Will your shadow chase you this Christmas?
Whom have you found most irritating today? The co-worker who showed signs of laziness? The subordinate who dared to complain – or your boss, who was far too demanding?
The answer you choose could help you become more self-aware, and it might give you a more peaceful holiday.
CG Jung argues that we should pay more attention to our negative projections, those parts of ourselves that we criticize in others but fail to see in ourselves. By that, we isolate ourselves from the real world and live with the illusion that we ourselves have no inferior parts. According to Jung, “everything that irritates us about others can lead us to [an] understanding of ourselves” (Jung CW9ii).

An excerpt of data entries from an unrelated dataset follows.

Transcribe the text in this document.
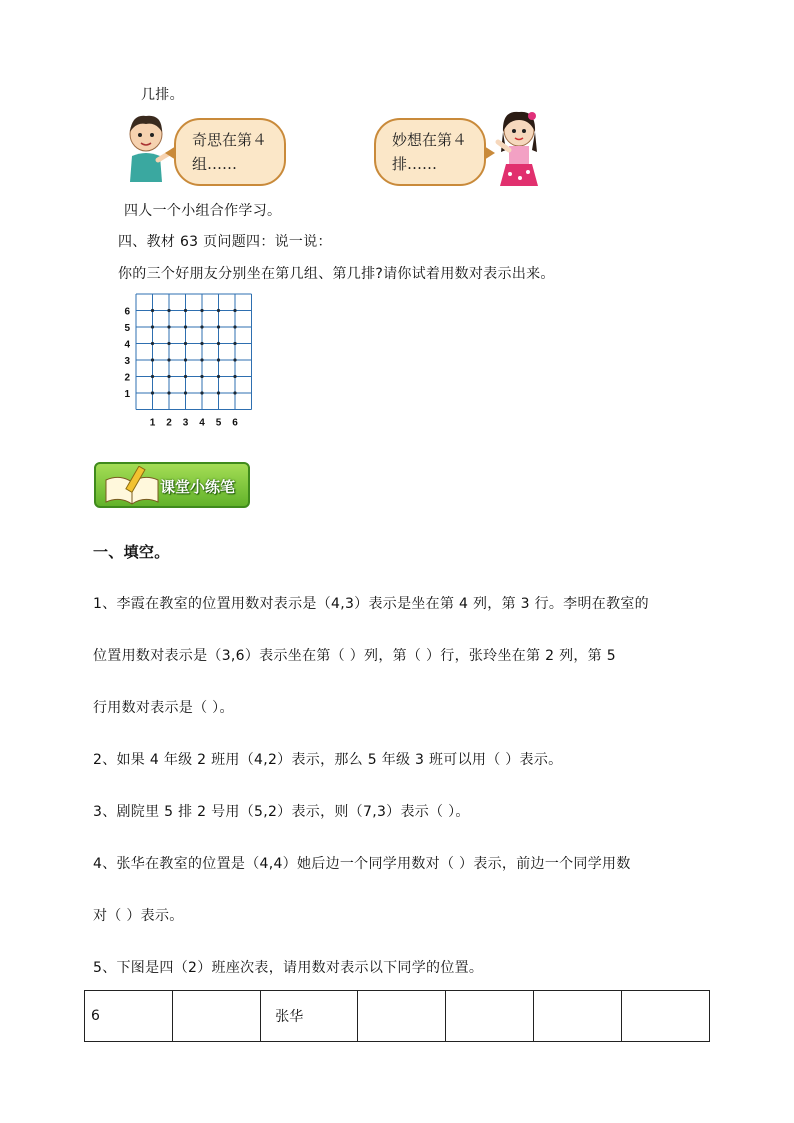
几排。
奇思在第４组……
妙想在第４排……
四人一个小组合作学习。
四、教材 63 页问题四：说一说：
你的三个好朋友分别坐在第几组、第几排?请你试着用数对表示出来。
6
5
4
3
2
1
1 2 3 4 5 6
课堂小练笔
一、填空。
1、李霞在教室的位置用数对表示是（4,3）表示是坐在第 4 列，第 3 行。李明在教室的
位置用数对表示是（3,6）表示坐在第（ ）列，第（ ）行，张玲坐在第 2 列，第 5
行用数对表示是（ ）。
2、如果 4 年级 2 班用（4,2）表示，那么 5 年级 3 班可以用（ ）表示。
3、剧院里 5 排 2 号用（5,2）表示，则（7,3）表示（ ）。
4、张华在教室的位置是（4,4）她后边一个同学用数对（ ）表示，前边一个同学用数
对（ ）表示。
5、下图是四（2）班座次表，请用数对表示以下同学的位置。
6		张华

If another person’s behaviour makes us excessively emotional, we are likely in the grip of a projection, victimized by parts of our unwanted traits.

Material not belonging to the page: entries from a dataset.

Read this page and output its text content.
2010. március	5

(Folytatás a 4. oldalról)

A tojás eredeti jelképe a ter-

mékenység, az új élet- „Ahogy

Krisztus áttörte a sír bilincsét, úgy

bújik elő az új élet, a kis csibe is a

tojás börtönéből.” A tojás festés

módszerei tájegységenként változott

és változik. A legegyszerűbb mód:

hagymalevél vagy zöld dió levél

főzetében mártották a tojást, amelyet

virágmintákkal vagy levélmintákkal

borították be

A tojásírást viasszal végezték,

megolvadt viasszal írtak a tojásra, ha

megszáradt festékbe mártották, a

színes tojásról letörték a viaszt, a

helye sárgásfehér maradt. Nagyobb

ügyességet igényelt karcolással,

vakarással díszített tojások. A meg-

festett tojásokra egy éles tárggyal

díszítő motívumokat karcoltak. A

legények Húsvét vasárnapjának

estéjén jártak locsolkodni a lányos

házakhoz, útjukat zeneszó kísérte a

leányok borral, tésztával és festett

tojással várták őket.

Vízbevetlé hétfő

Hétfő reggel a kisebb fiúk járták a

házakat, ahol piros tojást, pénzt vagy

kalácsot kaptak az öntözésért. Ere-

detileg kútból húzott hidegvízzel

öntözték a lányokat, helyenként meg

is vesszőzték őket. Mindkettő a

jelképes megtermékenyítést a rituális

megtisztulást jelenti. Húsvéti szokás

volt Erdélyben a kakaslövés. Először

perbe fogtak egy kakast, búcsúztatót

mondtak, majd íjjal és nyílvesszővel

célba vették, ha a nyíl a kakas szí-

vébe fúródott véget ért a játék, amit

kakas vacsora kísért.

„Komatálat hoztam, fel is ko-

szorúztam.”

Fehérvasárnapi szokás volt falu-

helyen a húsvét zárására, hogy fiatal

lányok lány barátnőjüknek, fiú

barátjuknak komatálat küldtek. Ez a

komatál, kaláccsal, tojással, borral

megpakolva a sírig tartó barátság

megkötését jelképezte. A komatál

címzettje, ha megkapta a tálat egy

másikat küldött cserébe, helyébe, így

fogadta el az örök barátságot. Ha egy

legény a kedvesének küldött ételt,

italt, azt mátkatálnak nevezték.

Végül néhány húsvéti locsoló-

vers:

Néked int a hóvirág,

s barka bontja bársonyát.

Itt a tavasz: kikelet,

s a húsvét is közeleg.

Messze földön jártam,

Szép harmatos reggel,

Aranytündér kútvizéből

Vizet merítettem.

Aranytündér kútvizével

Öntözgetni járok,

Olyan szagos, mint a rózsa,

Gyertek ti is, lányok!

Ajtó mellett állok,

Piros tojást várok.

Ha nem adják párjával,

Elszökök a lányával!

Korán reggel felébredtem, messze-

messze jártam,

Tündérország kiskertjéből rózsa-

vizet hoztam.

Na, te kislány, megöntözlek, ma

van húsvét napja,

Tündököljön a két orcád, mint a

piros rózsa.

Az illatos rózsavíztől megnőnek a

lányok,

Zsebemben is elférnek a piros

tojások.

A projection is always activated by a trigger, some form of behaviour that catches us. Family gatherings during Christmas are the perfect place to study this phenomenon. At some point, you will probably be annoyed by your siblings, spouses, parents or children’s bad and unwanted behaviour. Your reaction might spoil or save the rest of the day.
The best Christmas gift we can give ourselves is to accept that a trait we dislike in a family member is also a trait we have in our shadow side. If we refuse to accept our inferior characteristics, our shadow will keep chasing us next year and the years to come.